Bazı dönemler için parlatılan şahısların vekil-i fuzulisi (gereksiz vekil) hükmünde görev yapan mösyö gevezeler, demokrasinin sistemleşmesinden yana olmayıp, şahsa bağlı sistemlerin devamını isterler.
Bediüzzaman Said Nursî ise; “Acaba sizin şu siyah çadırınız parça parça edilip yandırılırsa, külü havaya savrulursa, o külden yeniden çadır edip içinde oturmak kâbil midir?” (Münâzarât) diyerek, itibarını yitirmiş, hükmü ortadan kalkmış, şeyhuhet (ihtiyarlık) itibariyle devrini tamamlamış olan şahsa bağlı sistemlerin devamının mümkün olmadığını ifade etmekte ve göstermektedir.
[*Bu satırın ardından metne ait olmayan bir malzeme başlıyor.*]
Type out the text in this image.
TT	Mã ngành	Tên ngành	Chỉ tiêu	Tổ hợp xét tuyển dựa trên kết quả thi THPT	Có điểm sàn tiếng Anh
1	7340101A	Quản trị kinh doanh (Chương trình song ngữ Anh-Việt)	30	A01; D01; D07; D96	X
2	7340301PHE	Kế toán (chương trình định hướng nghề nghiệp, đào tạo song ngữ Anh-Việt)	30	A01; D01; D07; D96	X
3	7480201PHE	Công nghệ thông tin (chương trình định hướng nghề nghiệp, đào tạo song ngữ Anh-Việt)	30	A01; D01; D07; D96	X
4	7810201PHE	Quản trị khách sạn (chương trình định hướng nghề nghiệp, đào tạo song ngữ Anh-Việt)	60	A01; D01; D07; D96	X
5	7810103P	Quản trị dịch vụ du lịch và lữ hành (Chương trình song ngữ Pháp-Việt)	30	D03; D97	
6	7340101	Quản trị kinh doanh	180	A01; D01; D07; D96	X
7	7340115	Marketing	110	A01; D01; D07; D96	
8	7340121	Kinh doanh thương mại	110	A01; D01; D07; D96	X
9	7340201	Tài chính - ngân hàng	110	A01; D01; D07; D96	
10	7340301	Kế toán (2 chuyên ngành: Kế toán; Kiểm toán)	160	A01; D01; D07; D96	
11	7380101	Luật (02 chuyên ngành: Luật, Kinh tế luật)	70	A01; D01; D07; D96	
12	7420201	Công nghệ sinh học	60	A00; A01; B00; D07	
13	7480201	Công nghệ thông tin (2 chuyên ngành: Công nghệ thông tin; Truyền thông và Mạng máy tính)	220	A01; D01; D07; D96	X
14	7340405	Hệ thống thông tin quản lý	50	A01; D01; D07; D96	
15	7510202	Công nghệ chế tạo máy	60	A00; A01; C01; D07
Siyah çadırlı bedevîlerin anladığı ve tasdik ettiği bu cevabı, fikirleri kararmış mösyö gevezeler anlamak istememektedirler. Meşrûtiyetin güzelliklerinden bahsetmek ve onu daha da mükemmelleştirmek gibi bir vazife yerine, şahısların meziyetlerini konuşmak ve konuşturmak vazifesini yapmayı tercih eden mösyö gevezeler, hürriyet fikri geliştikçe rollerini kaybetmektedirler. Terazinin demokrasi kefesi her geçen gün yükselirken, dünyanın sahife-i efkârını okuyamayan mösyö gevezeler ve onun taht-ı riyasetinde hareket edenler kendi dar fikirleriyle ilerlemeye çalışmaktadırlar.
Mösyö gevezeler şahsa bağlı sistemleri kuvvetleştirmek için zamanın berbat olduğunu ifade ederek, bir şahıs etrafında toplanmanın tek çare olduğu propagandasını yaparlar. “…Kim dese, ‘Zaman bütün berbât oldu,’ eskisine temayül gösterse, bilmediği halde İslâmiyet’in muhalefetinden neş’et eden eski seyyiatı, bazı ecnebîlerin zannı gibi İslâmiyet’e isnat etmektir.” (Münâzarât) hakikatinin uyarısına muhatap olan mösyö gevezeler, eskimiş olan şahsa bağlı sistemlere temayül göstermeye devam etmektedirler.